For those who believe that abortion emancipates women, maybe it’s time to reconsider; The Economist reports that millions of girls are aborted due sex discrimination in Asia.
The destruction is worst in China but has spread far beyond. Other East Asian countries, including Taiwan and Singapore, former communist states in the western Balkans and the Caucasus, and even sections of America’s population (Chinese- and Japanese-Americans, for example): all these have distorted sex ratios. Gendercide exists on almost every continent. It affects rich and poor; educated and illiterate; Hindu, Muslim, Confucian and Christian alike.
Wealth does not stop it. Taiwan and Singapore have open, rich economies. Within China and India the areas with the worst sex ratios are the richest, best-educated ones. And China’s one-child policy can only be part of the problem, given that so many other countries are affected.

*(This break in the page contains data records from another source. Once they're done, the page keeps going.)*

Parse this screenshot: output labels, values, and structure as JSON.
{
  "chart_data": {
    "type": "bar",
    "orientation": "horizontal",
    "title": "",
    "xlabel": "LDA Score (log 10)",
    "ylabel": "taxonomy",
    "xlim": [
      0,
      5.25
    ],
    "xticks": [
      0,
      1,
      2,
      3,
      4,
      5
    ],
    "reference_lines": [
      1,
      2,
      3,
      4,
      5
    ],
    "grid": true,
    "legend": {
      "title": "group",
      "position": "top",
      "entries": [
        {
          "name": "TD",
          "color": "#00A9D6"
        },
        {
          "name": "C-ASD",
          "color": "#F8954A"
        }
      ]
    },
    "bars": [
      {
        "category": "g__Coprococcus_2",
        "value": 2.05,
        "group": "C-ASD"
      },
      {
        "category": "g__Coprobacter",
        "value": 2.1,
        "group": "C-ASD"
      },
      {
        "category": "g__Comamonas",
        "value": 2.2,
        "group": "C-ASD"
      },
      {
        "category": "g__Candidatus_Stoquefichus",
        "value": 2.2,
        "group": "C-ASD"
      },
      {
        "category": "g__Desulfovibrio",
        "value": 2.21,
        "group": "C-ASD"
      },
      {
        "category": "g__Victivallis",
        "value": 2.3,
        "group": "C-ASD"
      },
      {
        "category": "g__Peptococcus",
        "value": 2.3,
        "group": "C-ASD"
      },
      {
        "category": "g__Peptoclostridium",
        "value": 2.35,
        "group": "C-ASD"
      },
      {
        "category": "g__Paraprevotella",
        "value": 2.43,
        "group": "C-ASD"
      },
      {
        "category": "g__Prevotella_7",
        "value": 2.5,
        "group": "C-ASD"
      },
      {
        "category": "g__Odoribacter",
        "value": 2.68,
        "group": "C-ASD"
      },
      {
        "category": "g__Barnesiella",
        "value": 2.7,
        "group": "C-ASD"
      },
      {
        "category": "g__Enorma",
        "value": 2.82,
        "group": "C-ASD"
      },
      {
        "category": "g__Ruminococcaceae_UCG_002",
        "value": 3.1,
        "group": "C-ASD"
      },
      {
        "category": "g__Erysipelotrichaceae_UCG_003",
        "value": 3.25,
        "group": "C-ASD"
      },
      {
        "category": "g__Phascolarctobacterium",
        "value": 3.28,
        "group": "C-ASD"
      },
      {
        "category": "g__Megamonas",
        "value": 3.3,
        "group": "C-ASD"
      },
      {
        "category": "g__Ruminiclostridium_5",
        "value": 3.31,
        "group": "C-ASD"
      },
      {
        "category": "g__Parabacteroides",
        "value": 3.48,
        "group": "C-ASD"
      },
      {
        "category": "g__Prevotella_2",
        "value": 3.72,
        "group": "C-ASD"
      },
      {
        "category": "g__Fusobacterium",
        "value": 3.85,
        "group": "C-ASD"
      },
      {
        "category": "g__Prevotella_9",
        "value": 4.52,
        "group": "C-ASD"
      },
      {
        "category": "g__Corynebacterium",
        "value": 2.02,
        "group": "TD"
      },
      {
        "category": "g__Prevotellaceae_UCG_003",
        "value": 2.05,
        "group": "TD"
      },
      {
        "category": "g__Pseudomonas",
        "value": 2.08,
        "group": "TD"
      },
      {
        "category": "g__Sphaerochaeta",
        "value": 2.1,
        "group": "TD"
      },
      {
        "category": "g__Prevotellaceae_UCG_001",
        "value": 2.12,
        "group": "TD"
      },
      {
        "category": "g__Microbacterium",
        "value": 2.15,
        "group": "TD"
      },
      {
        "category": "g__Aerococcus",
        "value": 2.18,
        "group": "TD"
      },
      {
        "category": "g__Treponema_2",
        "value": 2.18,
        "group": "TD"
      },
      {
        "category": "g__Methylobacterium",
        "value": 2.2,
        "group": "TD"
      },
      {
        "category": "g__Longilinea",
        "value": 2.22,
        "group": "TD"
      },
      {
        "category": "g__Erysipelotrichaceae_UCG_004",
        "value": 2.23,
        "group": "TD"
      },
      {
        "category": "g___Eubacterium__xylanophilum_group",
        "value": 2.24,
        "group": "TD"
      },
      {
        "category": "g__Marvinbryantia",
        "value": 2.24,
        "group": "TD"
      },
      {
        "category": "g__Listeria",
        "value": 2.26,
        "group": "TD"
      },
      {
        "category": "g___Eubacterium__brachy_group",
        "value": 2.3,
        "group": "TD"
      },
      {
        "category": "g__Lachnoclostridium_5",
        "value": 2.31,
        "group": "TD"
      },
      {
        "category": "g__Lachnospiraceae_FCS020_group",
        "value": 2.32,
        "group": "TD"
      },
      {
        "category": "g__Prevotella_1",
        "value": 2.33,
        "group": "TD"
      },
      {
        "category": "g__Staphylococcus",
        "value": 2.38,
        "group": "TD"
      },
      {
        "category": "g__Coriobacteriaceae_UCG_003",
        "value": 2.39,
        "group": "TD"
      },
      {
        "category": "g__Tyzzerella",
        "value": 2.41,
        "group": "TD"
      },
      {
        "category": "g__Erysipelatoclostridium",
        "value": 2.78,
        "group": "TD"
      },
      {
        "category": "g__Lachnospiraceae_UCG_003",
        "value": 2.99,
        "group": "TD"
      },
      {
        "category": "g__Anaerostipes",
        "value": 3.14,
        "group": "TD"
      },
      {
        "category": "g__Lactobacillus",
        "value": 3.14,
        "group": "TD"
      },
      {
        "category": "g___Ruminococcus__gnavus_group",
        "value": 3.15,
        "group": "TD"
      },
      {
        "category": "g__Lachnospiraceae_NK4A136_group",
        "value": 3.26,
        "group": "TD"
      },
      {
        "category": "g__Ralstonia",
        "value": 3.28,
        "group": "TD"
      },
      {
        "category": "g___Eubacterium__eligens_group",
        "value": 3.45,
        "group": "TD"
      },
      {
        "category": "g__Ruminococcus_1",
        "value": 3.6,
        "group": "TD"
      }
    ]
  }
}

In fact the destruction of baby girls is a product of three forces: the ancient preference for sons; a modern desire for smaller families; and ultrasound scanning and other technologies that identify the sex of a fetus. In societies where four or six children were common, a boy would almost certainly come along eventually; son preference did not need to exist at the expense of daughters. But now couples want two children—or, as in China, are allowed only one—they will sacrifice unborn daughters to their pursuit of a son. That is why sex ratios are most distorted in the modern, open parts of China and India. It is also why ratios are more skewed after the first child: parents may accept a daughter first time round but will do anything to ensure their next—and probably last—child is a boy. The boy-girl ratio is above 200 for a third child in some places.
This is a population time bomb like few experienced in the history of mankind, and the repercussions will affect national security in the West. Go read the rest of the article.

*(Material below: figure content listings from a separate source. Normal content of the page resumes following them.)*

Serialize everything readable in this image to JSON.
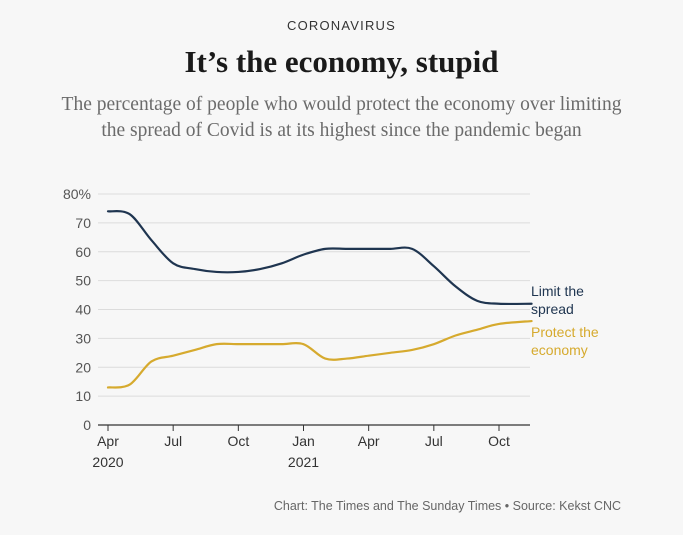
{
  "header": {
    "kicker": "CORONAVIRUS",
    "title": "It’s the economy, stupid",
    "subtitle": "The percentage of people who would protect the economy over limiting the spread of Covid is at its highest since the pandemic began"
  },
  "footer": {
    "source": "Chart: The Times and The Sunday Times • Source: Kekst CNC"
  },
  "chart_data": {
    "type": "line",
    "title": "It’s the economy, stupid",
    "x_unit": "months since Apr 2020",
    "xlim": [
      0,
      19.5
    ],
    "ylim": [
      0,
      80
    ],
    "yticks": [
      0,
      10,
      20,
      30,
      40,
      50,
      60,
      70,
      80
    ],
    "ytick_labels": [
      "0",
      "10",
      "20",
      "30",
      "40",
      "50",
      "60",
      "70",
      "80%"
    ],
    "xticks": [
      {
        "x": 0,
        "label": "Apr",
        "sub": "2020"
      },
      {
        "x": 3,
        "label": "Jul",
        "sub": ""
      },
      {
        "x": 6,
        "label": "Oct",
        "sub": ""
      },
      {
        "x": 9,
        "label": "Jan",
        "sub": "2021"
      },
      {
        "x": 12,
        "label": "Apr",
        "sub": ""
      },
      {
        "x": 15,
        "label": "Jul",
        "sub": ""
      },
      {
        "x": 18,
        "label": "Oct",
        "sub": ""
      }
    ],
    "grid": true,
    "series": [
      {
        "name": "Limit the spread",
        "label_lines": [
          "Limit the",
          "spread"
        ],
        "color": "#1f3550",
        "x": [
          0,
          1,
          2,
          3,
          4,
          5,
          6,
          7,
          8,
          9,
          10,
          11,
          12,
          13,
          14,
          15,
          16,
          17,
          18,
          19.5
        ],
        "values": [
          74,
          73,
          64,
          56,
          54,
          53,
          53,
          54,
          56,
          59,
          61,
          61,
          61,
          61,
          61,
          55,
          48,
          43,
          42,
          42
        ]
      },
      {
        "name": "Protect the economy",
        "label_lines": [
          "Protect the",
          "economy"
        ],
        "color": "#d6aa2e",
        "x": [
          0,
          1,
          2,
          3,
          4,
          5,
          6,
          7,
          8,
          9,
          10,
          11,
          12,
          13,
          14,
          15,
          16,
          17,
          18,
          19.5
        ],
        "values": [
          13,
          14,
          22,
          24,
          26,
          28,
          28,
          28,
          28,
          28,
          23,
          23,
          24,
          25,
          26,
          28,
          31,
          33,
          35,
          36
        ]
      }
    ]
  }
}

By the way, today is International Women’s Day. Let’s hope those commemorating this remember the women who have been subjected to female genital mutilation. Waris Dirie, who was subjected to this abhorrent practice, finds International Women’s Day insulting, for good reason.
This problem is self-correcting. It seems rather obvious that the next Chinese generation, the women will be the ones with the power — they will have their choice of males, and males will seek power to win their attentions.
The biggest reasonable concern is that China gets militarily aggressive — “jingoistic” — as a result of that excess of males and the males struggling to find a way to gain power and get laid (the latter being the eternal male goal). This, historically, is the path to power and, after, women.
Hopefully, China’s industry will develop fast enough that it will become clear that this is an alternative to military conquest for males, and that business interests are less destructive as a whole.
I fear Obama’s damnfoolishness may encourage Chinese adventurism just when it should be most throttled back.
Excellent post.
It would be nice if our multi-culti, “all cultures are equal” elites would educate themselves with a few facts. But when you’ve already determined the answer to everything, facts just get in the way.